In a study published last yearGoulder described how all five remained in remission, despite not having received regular antiretroviral drugs for some time and, in one case, up to 17 months. In the long search for a cure for HIV, this offered an attractive vision: that the first success spread in treating HIV may not come to adults, but in children.

At the recent Conference of the International Aids Society held in Kigali, in Rwanda, in mid -July, Alfredo Tagarro, a pediatrician at the University Hospital of Sofia in Infanta di Madrid, presented a new study that shows that about 5 percent of children with HIV infection that moves an anti -articles. “Children have special immunological characteristics, which makes it more likely that we will develop a cure for them before other populations,” says Tagarro.

His thoughts were echoed by another doctor, Mark Cotton, who directs the clinical research unit of children’s infectious diseases at the University of Stellenbosch, Cape Town.

“Children have a much more dynamic immune system,” says Cotton. “Furthermore, they have no further problems such as high pressure or kidney problems. It makes them a target better, initially, for a cure.”

According to Tagarro, the children with HIV have long been “left behind” in the race to find a treatment that can permanently put HIV -positive individuals. Since 2007, 10 adults have been cared for, having received stem cell transplants to treat potentially lethal blood cancer, a procedure that has ended up eliminating the virus. However, with these procedures that are both complex and highly risky – other patients died in the aftermath of similar attempts – it is not considered a practical strategy to specifically affect HIV.

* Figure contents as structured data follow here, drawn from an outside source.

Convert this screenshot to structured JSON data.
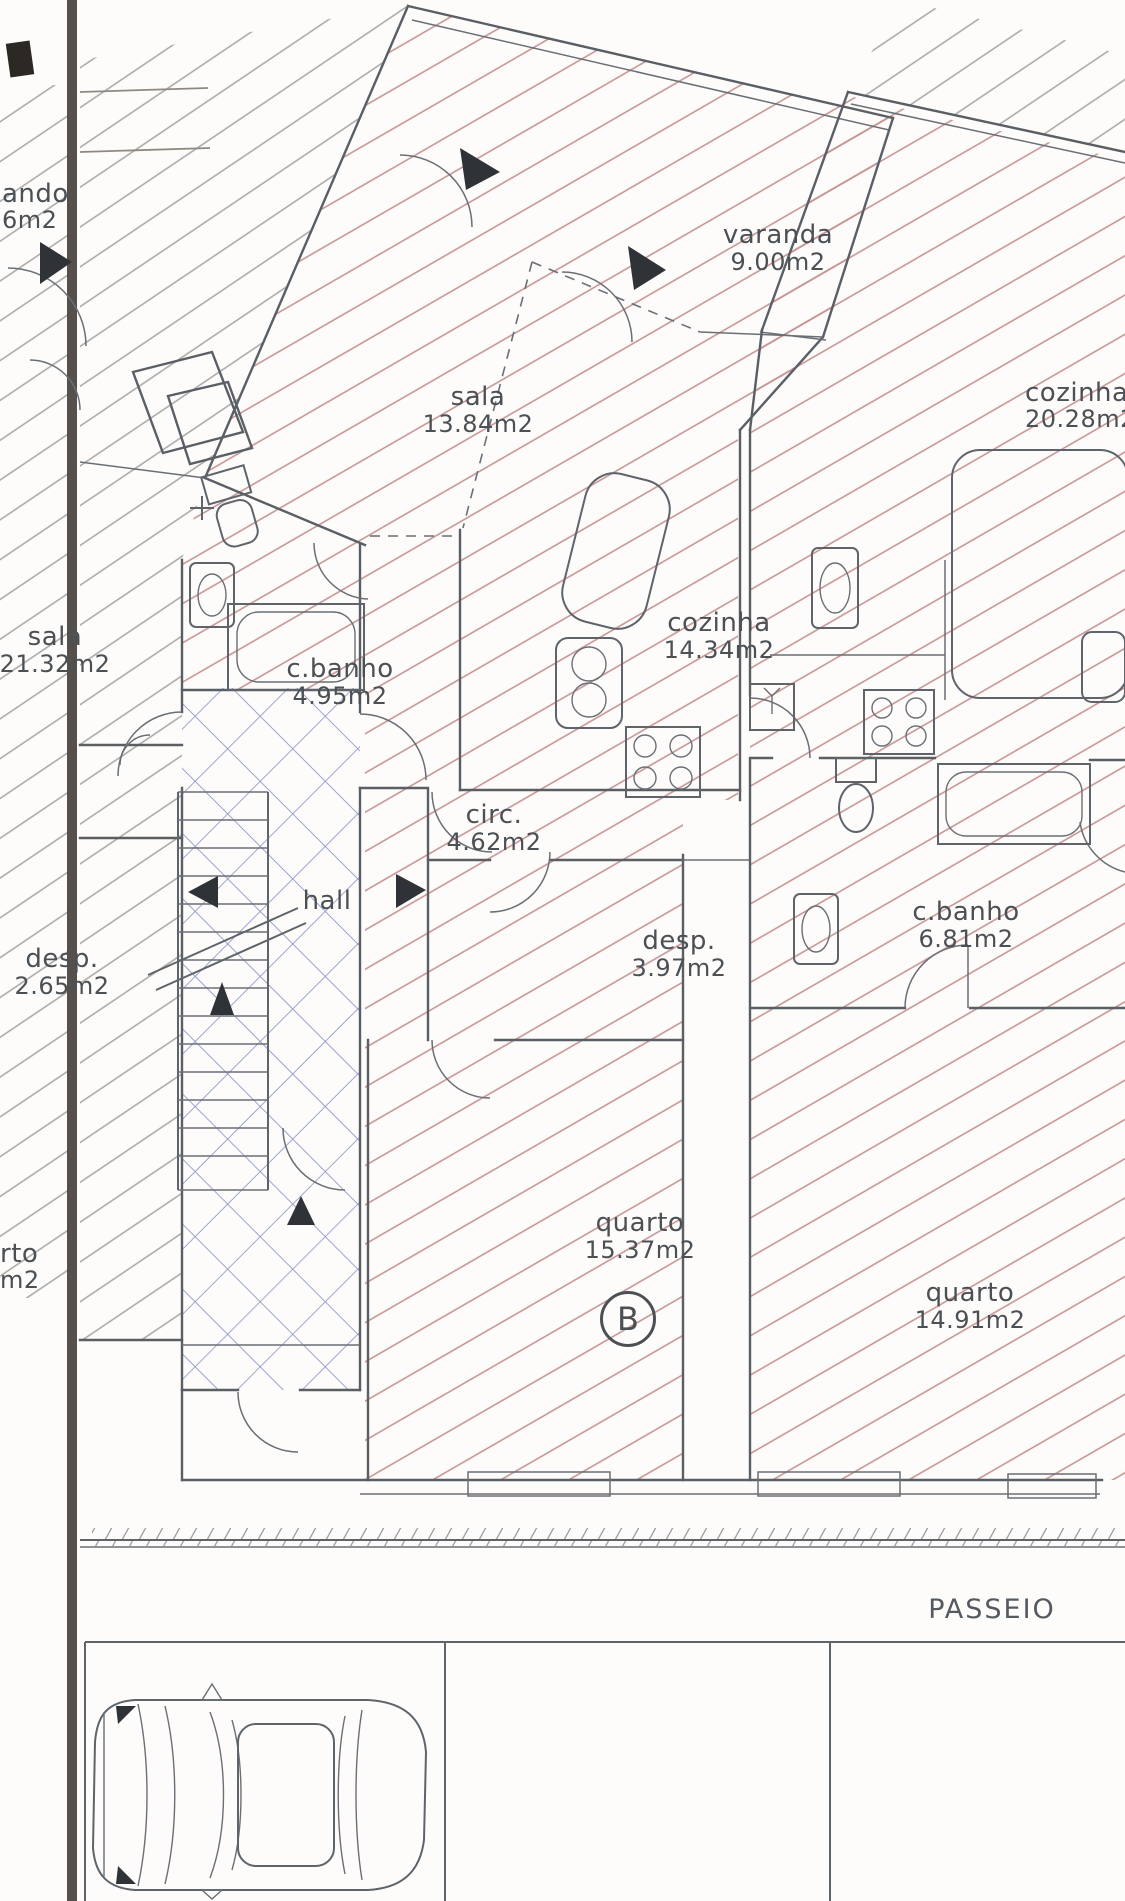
{
  "plan": {
    "unit_badge": "B",
    "labels": {
      "varanda_b": {
        "name": "varanda",
        "area": "9.00m2"
      },
      "sala_b": {
        "name": "sala",
        "area": "13.84m2"
      },
      "cozinha_b": {
        "name": "cozinha",
        "area": "14.34m2"
      },
      "cbanho_b": {
        "name": "c.banho",
        "area": "4.95m2"
      },
      "circ_b": {
        "name": "circ.",
        "area": "4.62m2"
      },
      "hall_b": {
        "name": "hall"
      },
      "desp_b": {
        "name": "desp.",
        "area": "3.97m2"
      },
      "quarto_b": {
        "name": "quarto",
        "area": "15.37m2"
      },
      "cozinha_right": {
        "name": "cozinha",
        "area": "20.28m2"
      },
      "cbanho_right": {
        "name": "c.banho",
        "area": "6.81m2"
      },
      "quarto_right": {
        "name": "quarto",
        "area": "14.91m2"
      },
      "sala_left": {
        "name": "sala",
        "area": "21.32m2"
      },
      "desp_left": {
        "name": "desp.",
        "area": "2.65m2"
      },
      "varanda_left_partial": {
        "name": "ando",
        "area": "6m2"
      },
      "quarto_left_partial": {
        "name": "rto",
        "area": "m2"
      }
    },
    "street": {
      "sidewalk": "PASSEIO"
    },
    "colors": {
      "hatch_red": "#c48f8f",
      "hatch_blue": "#8e96cc",
      "hatch_gray": "#a6a6a6",
      "wall": "#5a5f66",
      "text": "#4b5055"
    }
  }
}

Instead, as Goulder, pediatricians have increasingly noticed that after starting the antiretroviral treatment at the beginning of life, a small underpowulation of children therefore seems to suppress HIV for months, years and perhaps also permanently with the immune system only. This realization initially started with some cases isolated study: the “Mississippi Baby” that controlled The virus for more than two years without drugs and a South African child who has been considered potentially treated having kept the virus in remission for more than a decade. Cotton claims to suspect that between 10 and 20 percent of all children with HIV infection would be able to control the virus for a significant period of time, in addition to the typical two or three weeks, after stopping antiretrovirali.